The teaching on generational curses becomes particularly problematic when it is used to explain away suffering. Contrary to the prosperity gospel that teaches that it’s God’s will for us to always be blessed, the reality is we live in a world tainted by sin. Therefore, suffering is to be expected and 1 Peter 4:12-19 warns us as much. Consequently, having a family history of arthritis, for instance, doesn’t necessitate breaking a curse

Medical science has since proven that certain illnesses can be inherited through genetics. It’s not a curse but a consequence of the fall. This is why at the end of the day everyone will taste the kiss of death; a curse we’ve all inherited from Adam. Even those who claim they can break generational curses are not free from it.

Thankfully, in His sovereignty, God has ordained suffering as a means by which believers are sanctified. He can work all things together for our good (Rom 8:28). Therefore, we’re wrong when we assume that affliction is a curse as if Christ’s atonement for our sins was not enough.
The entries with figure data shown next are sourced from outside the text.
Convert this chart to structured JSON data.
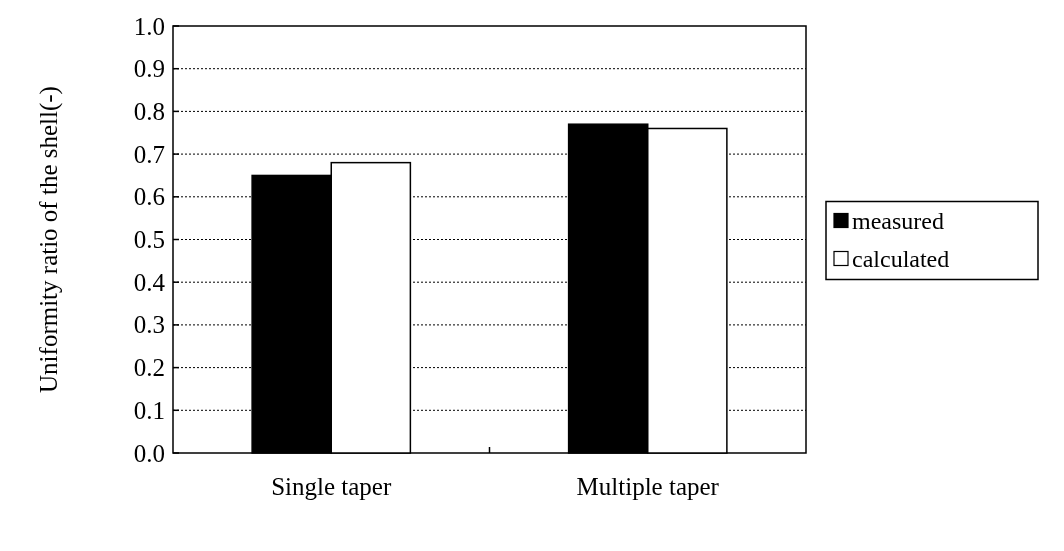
{
  "chart_data": {
    "type": "bar",
    "ylabel": "Uniformity ratio of the shell(-)",
    "categories": [
      "Single taper",
      "Multiple taper"
    ],
    "series": [
      {
        "name": "measured",
        "color": "#000000",
        "values": [
          0.65,
          0.77
        ]
      },
      {
        "name": "calculated",
        "color": "#ffffff",
        "values": [
          0.68,
          0.76
        ]
      }
    ],
    "ylim": [
      0,
      1
    ],
    "yticks": [
      {
        "value": 0,
        "label": "0.0"
      },
      {
        "value": 0.1,
        "label": "0.1"
      },
      {
        "value": 0.2,
        "label": "0.2"
      },
      {
        "value": 0.3,
        "label": "0.3"
      },
      {
        "value": 0.4,
        "label": "0.4"
      },
      {
        "value": 0.5,
        "label": "0.5"
      },
      {
        "value": 0.6,
        "label": "0.6"
      },
      {
        "value": 0.7,
        "label": "0.7"
      },
      {
        "value": 0.8,
        "label": "0.8"
      },
      {
        "value": 0.9,
        "label": "0.9"
      },
      {
        "value": 1,
        "label": "1.0"
      }
    ],
    "grid": "y",
    "legend": "right"
  }
}
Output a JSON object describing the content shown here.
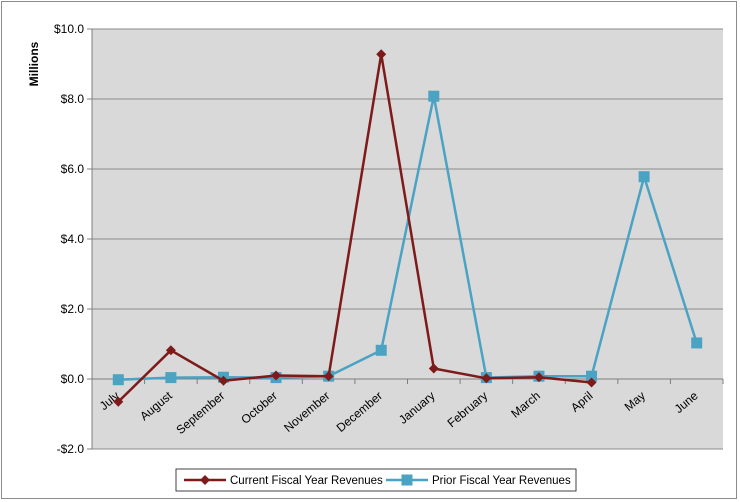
{
  "chart_data": {
    "type": "line",
    "ylabel": "Millions",
    "ylim": [
      -2,
      10
    ],
    "yticks": [
      -2,
      0,
      2,
      4,
      6,
      8,
      10
    ],
    "ytick_labels": [
      "-$2.0",
      "$0.0",
      "$2.0",
      "$4.0",
      "$6.0",
      "$8.0",
      "$10.0"
    ],
    "categories": [
      "July",
      "August",
      "September",
      "October",
      "November",
      "December",
      "January",
      "February",
      "March",
      "April",
      "May",
      "June"
    ],
    "grid": true,
    "legend_position": "bottom",
    "background_color": "#d9d9d9",
    "series": [
      {
        "name": "Current Fiscal Year Revenues",
        "color": "#7f1a1a",
        "marker": "diamond",
        "values": [
          -0.65,
          0.82,
          -0.05,
          0.1,
          0.08,
          9.28,
          0.3,
          0.02,
          0.05,
          -0.1,
          null,
          null
        ]
      },
      {
        "name": "Prior Fiscal Year Revenues",
        "color": "#4ba3c3",
        "marker": "square",
        "values": [
          -0.02,
          0.04,
          0.05,
          0.04,
          0.08,
          0.82,
          8.08,
          0.04,
          0.08,
          0.08,
          5.78,
          1.03
        ]
      }
    ]
  }
}
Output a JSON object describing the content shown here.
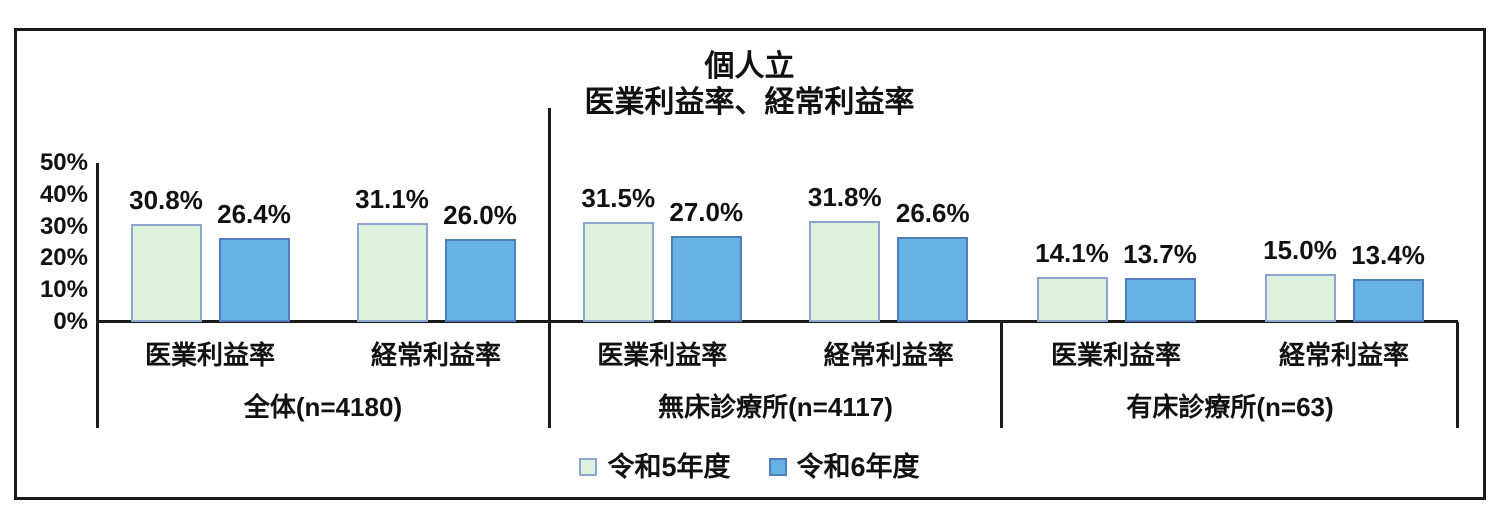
{
  "title": {
    "line1": "個人立",
    "line2": "医業利益率、経常利益率"
  },
  "legend": {
    "items": [
      {
        "label": "令和5年度"
      },
      {
        "label": "令和6年度"
      }
    ]
  },
  "chart_data": {
    "type": "bar",
    "title": "個人立",
    "subtitle": "医業利益率、経常利益率",
    "unit": "%",
    "ylim": [
      0,
      50
    ],
    "y_ticks": [
      "0%",
      "10%",
      "20%",
      "30%",
      "40%",
      "50%"
    ],
    "grid": false,
    "data_labels": true,
    "legend_position": "bottom",
    "series_names": [
      "令和5年度",
      "令和6年度"
    ],
    "series_colors": [
      {
        "fill": "#ddf1dc",
        "border": "#8ba6cf"
      },
      {
        "fill": "#68b1e4",
        "border": "#4e7fbb"
      }
    ],
    "groups": [
      {
        "label": "全体(n=4180)",
        "categories": [
          "医業利益率",
          "経常利益率"
        ],
        "series": [
          {
            "name": "令和5年度",
            "values": [
              30.8,
              31.1
            ]
          },
          {
            "name": "令和6年度",
            "values": [
              26.4,
              26.0
            ]
          }
        ]
      },
      {
        "label": "無床診療所(n=4117)",
        "categories": [
          "医業利益率",
          "経常利益率"
        ],
        "series": [
          {
            "name": "令和5年度",
            "values": [
              31.5,
              31.8
            ]
          },
          {
            "name": "令和6年度",
            "values": [
              27.0,
              26.6
            ]
          }
        ]
      },
      {
        "label": "有床診療所(n=63)",
        "categories": [
          "医業利益率",
          "経常利益率"
        ],
        "series": [
          {
            "name": "令和5年度",
            "values": [
              14.1,
              15.0
            ]
          },
          {
            "name": "令和6年度",
            "values": [
              13.7,
              13.4
            ]
          }
        ]
      }
    ]
  }
}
Understanding suffering in light of God’s sovereignty is crucial for maintaining a biblical perspective and avoiding the pitfalls associated with interpreting every challenge as a generational curse. Please check out our post on A Christian Perspective: What Does the Bible Say About Suffering? for a broader understanding of suffering within the framework of God’s sovereign plan.

Final Thoughts

The idea that Christians can have generational curses is not supported by Scripture. It’s a myth that’s leading many astray from the all-sufficient work of Christ on the cross. As such, it’s crucial for believers to critically examine such teachings, holding fast to only what the Bible clearly teaches (Jude 4).